The research I will be conducting will seek to find out what these barriers and facilitators are, here in Rwanda in a rural impoverished setting. Then, using a standard public health behavior change framework, my team and I will be devising key messages to deliver to these rural poor communities that will be targeted to fit the social and cultural norms, based on the research results. God willing, these messages will be used by the MOH's partner organizations (like World Relief, for example) in future child survival programs.

Thank you for your prayers for this research! I have been planning this for a while now, and there have been some considerable logistical delays, but tomorrow I begin with conducting a training (in French, yikes!) for 24 Rwandan researchers, and then Melene and I will be busy through the middle of August, traveling all over Rwanda, to collect data and then to design the messages.

I would love your prayers that the research team and I would be able to conduct the project ultimately to God's glory (i.e., with excellence, professionalism, kindness, compassion)....and that in the end, children would be positively impacted by the work. Would you also pray that the design of the messages would be very useful, in a practical way, for organizations like World Relief to use in the future here in Rwanda? Thank you so much. :)

I will try to keep you posted on how things go with the research, although I'm not sure what my time constraints will be, nor my email access! But I so appreciate your prayers!!

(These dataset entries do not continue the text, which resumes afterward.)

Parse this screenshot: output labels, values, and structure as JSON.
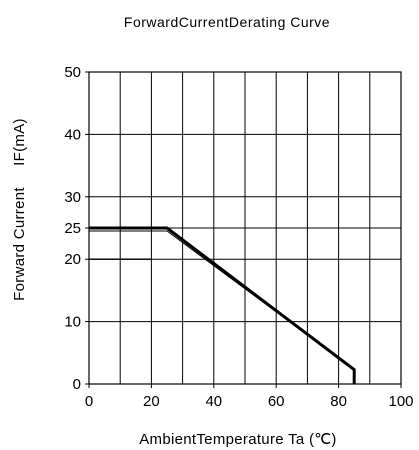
{
  "chart_data": {
    "type": "line",
    "title": "ForwardCurrentDerating Curve",
    "xlabel": "AmbientTemperature Ta (℃)",
    "ylabel": "Forward Current",
    "ylabel_symbol": "IF(mA)",
    "xlim": [
      0,
      100
    ],
    "ylim": [
      0,
      50
    ],
    "grid": true,
    "x_ticks": [
      0,
      20,
      40,
      60,
      80,
      100
    ],
    "y_ticks": [
      0,
      10,
      20,
      25,
      30,
      40,
      50
    ],
    "x_tick_labels": [
      "0",
      "20",
      "40",
      "60",
      "80",
      "100"
    ],
    "y_tick_labels": [
      "0",
      "10",
      "20",
      "25",
      "30",
      "40",
      "50"
    ],
    "series": [
      {
        "x": [
          0,
          25,
          85,
          85
        ],
        "y": [
          25,
          25,
          2.3,
          0
        ],
        "weight": "thick"
      },
      {
        "x": [
          0,
          20
        ],
        "y": [
          20,
          20
        ],
        "weight": "thin"
      }
    ]
  }
}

Also, there is a lot going on with so many of you this summer! Many of you are traveling, some are changing jobs or taking on new responsibilities....others are encountering new challenges (or the same challenges!) of day-to-day life! I am praying for you too and am so thankful for you all. I love getting your emails and would love to hear from you if you have a chance. xo

2 comments:

Tracy said...

I'm so glad that you have a focused scope for your research. :) I will pray for you. May God be glorified!

Unknown said...

To God be the glory! Of course, I continue to pray for you.